Ludolf von Sachsen

Der Pharisäer im Evangelium prahlte und rechtfertigte sich voller Stolz. Er klagte die anderen an und hielt sich selbst für besser als sie […]. An solchem Verhalten verrät sich der Stolz, den Gott von ferne erkennt (vgl. Ps 137,6 Vulg.), aber nicht verzeiht. Weit davon entfernt, sich anzuklagen, lobt dieser Mensch sich selbst.

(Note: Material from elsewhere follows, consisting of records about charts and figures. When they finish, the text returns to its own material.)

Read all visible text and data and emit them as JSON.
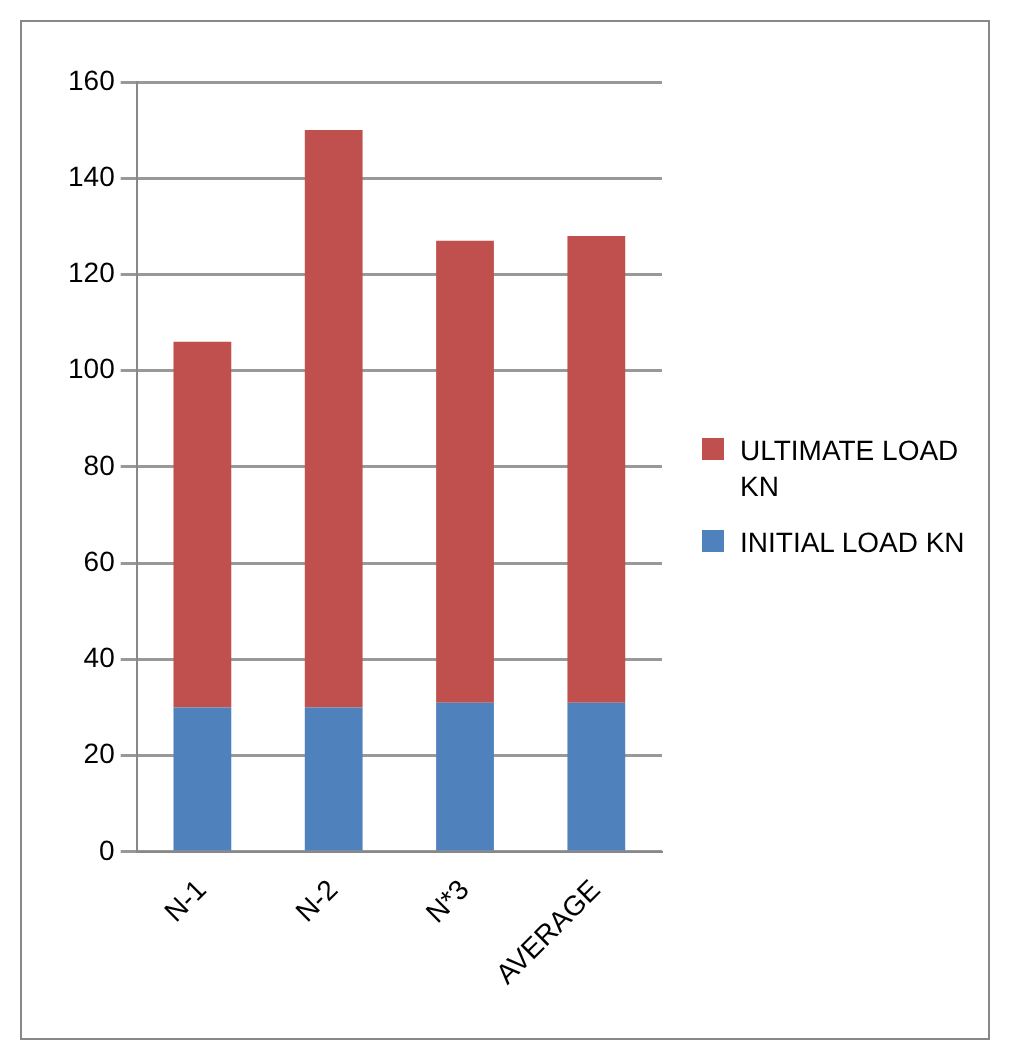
{
  "chart_data": {
    "type": "bar",
    "stacked": true,
    "categories": [
      "N-1",
      "N-2",
      "N*3",
      "AVERAGE"
    ],
    "series": [
      {
        "name": "INITIAL LOAD KN",
        "color": "#4f81bd",
        "values": [
          30,
          30,
          31,
          31
        ]
      },
      {
        "name": "ULTIMATE LOAD KN",
        "color": "#c0504d",
        "values": [
          76,
          120,
          96,
          97
        ]
      }
    ],
    "ylim": [
      0,
      160
    ],
    "yticks": [
      0,
      20,
      40,
      60,
      80,
      100,
      120,
      140,
      160
    ],
    "grid": "y",
    "legend": "right"
  }
}
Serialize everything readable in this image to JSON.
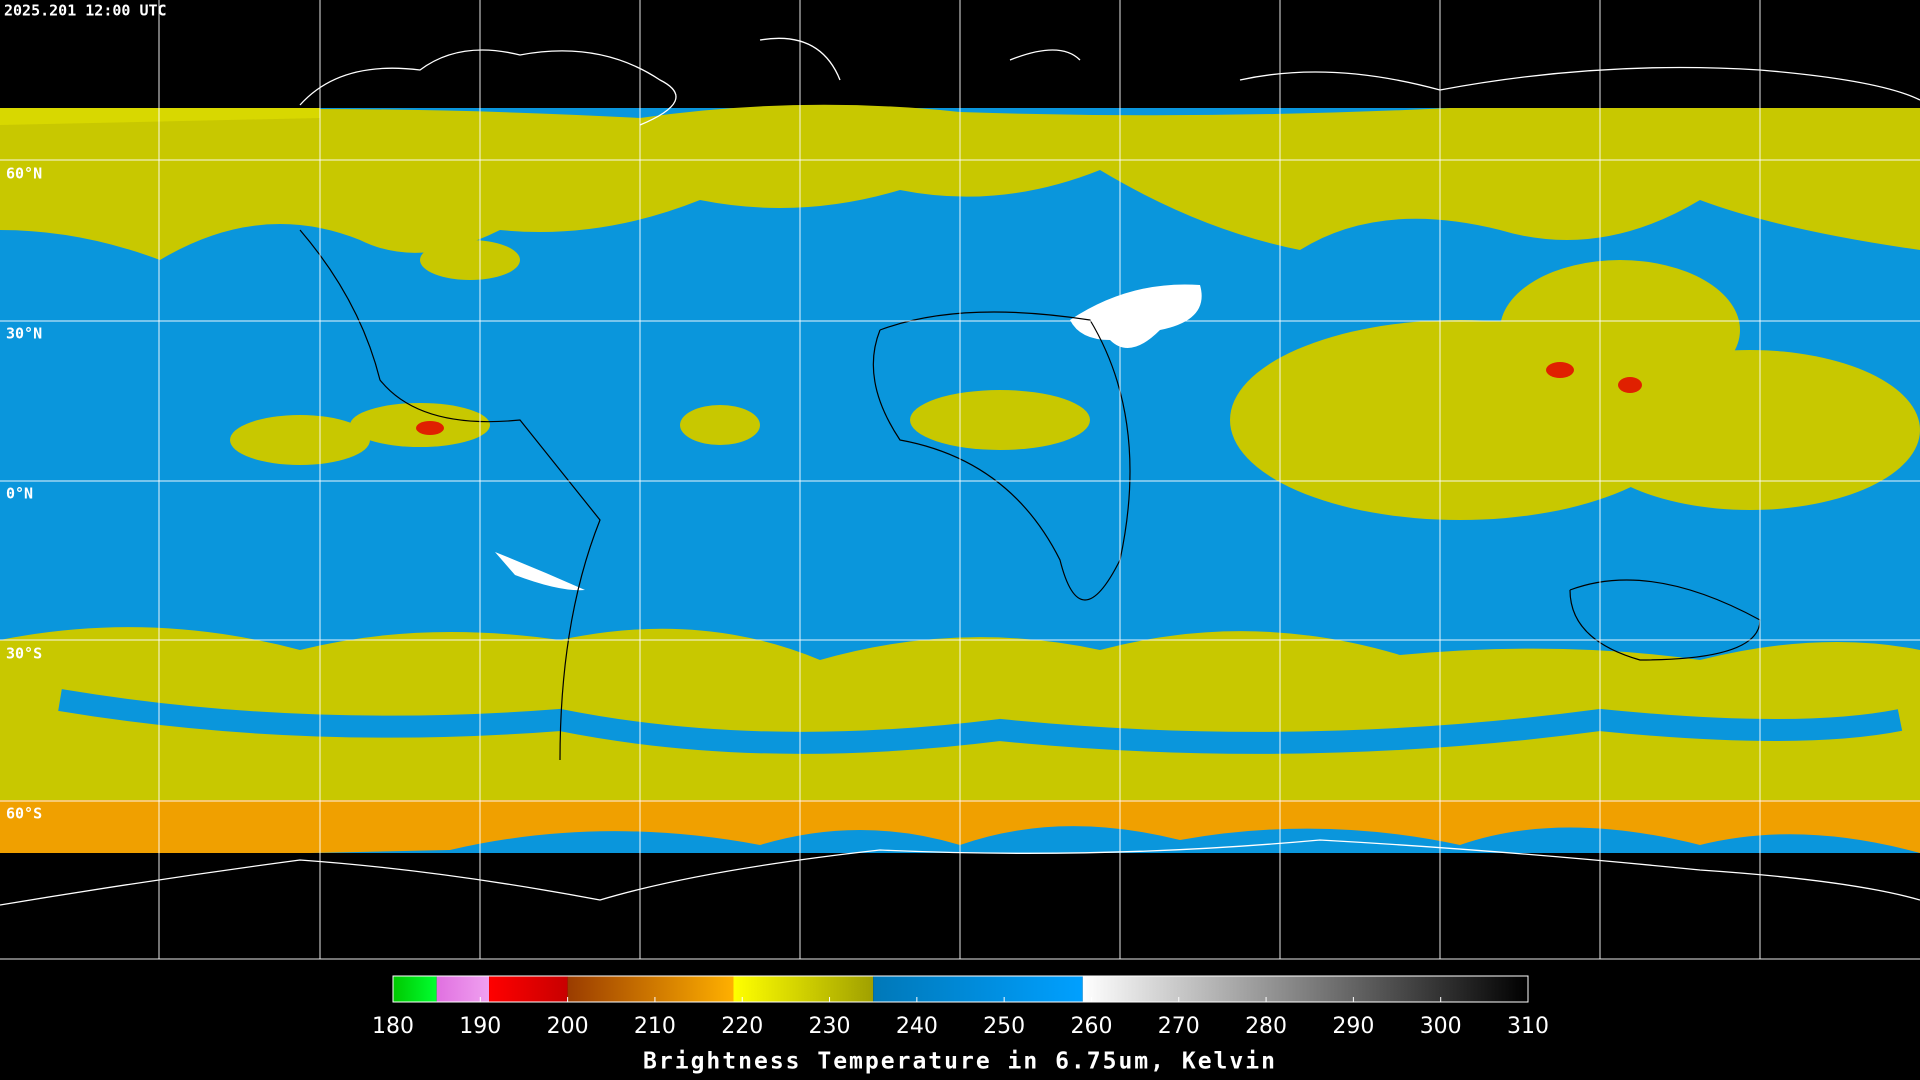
{
  "header": {
    "timestamp": "2025.201 12:00 UTC"
  },
  "map": {
    "latitude_labels": [
      "60°N",
      "30°N",
      "0°N",
      "30°S",
      "60°S"
    ]
  },
  "colorbar": {
    "title": "Brightness Temperature in 6.75um, Kelvin",
    "range": [
      180,
      310
    ],
    "ticks": [
      180,
      190,
      200,
      210,
      220,
      230,
      240,
      250,
      260,
      270,
      280,
      290,
      300,
      310
    ],
    "segments": [
      {
        "from": 180,
        "to": 185,
        "colors": [
          "#00c800",
          "#00ff30"
        ]
      },
      {
        "from": 185,
        "to": 191,
        "colors": [
          "#e070e0",
          "#f0a0f0"
        ]
      },
      {
        "from": 191,
        "to": 200,
        "colors": [
          "#ff0000",
          "#c80000"
        ]
      },
      {
        "from": 200,
        "to": 219,
        "colors": [
          "#9a3c00",
          "#ffb000"
        ]
      },
      {
        "from": 219,
        "to": 235,
        "colors": [
          "#ffff00",
          "#a0a000"
        ]
      },
      {
        "from": 235,
        "to": 259,
        "colors": [
          "#0078b8",
          "#00a0ff"
        ]
      },
      {
        "from": 259,
        "to": 310,
        "colors": [
          "#ffffff",
          "#000000"
        ]
      }
    ]
  }
}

Anstatt zu Gott zu beten, verhöhnt er den, den er verehrt. Und wenn er dankt, so nicht für Gottes Gaben, sondern für seine eigenen Verdienste. „Der Zöllner aber bleibt ganz hinten stehen“ – mit dem demütigen Gespür, dass er nicht würdig ist, sich zu nähern – „und will nicht einmal seine Augen zum Himmel erheben“, aus lauter Scheu, denn er ist sich seiner Unwürdigkeit als Sünder bewusst, und seine Sünde hält ihn davon ab, zum Himmel aufzuschauen. In seinem Reueschmerz „schlägt er sich an die Brust“, wo, wie er weiß, alles Böse seinen Ursprung hat, und erkennt demütig seine Schuld an: Du, der du alles vermagst, „Gott, sei mir Sünder gnädig!“. Diese Selbstanklage, dieses ehrliche Geständnis, erwirkt dem Sünder die Vergebung seiner Schuld. An solchem Verhalten zeigt sich die Demut, der Gott seinen Blick zuwendet und die er anerkennt. […] Was war die Frucht dieser Haltung? Gott vergab dem Zöllner die Schuld, zu der er sich bekannte, und „dieser ging gerechtfertigt nach Hause“. […] Zu Recht wurde er gerechtfertigt, denn der Pharisäer täuschte Gerechtigkeit vor, der Zöllner dagegen besaß sie wirklich. Jener war in seinen eigenen Augen gerecht aufgrund seiner Werke; dieser war es bei Gott aufgrund seines Glaubens. Jener rühmte sich stolz seiner guten Taten; dieser gestand demütig seine Schlechtigkeit. Besser ein demütiger Sünder als ein stolzer Gerechter; denn sobald der Sünder sich erniedrigt, ist er schon kein Sünder mehr; und sobald der Gerechte sich rühmt, hört er auf, gerecht zu sein. Man soll sich also nicht seiner Werke rühmen, sondern demütig auf die Gnade vertrauen.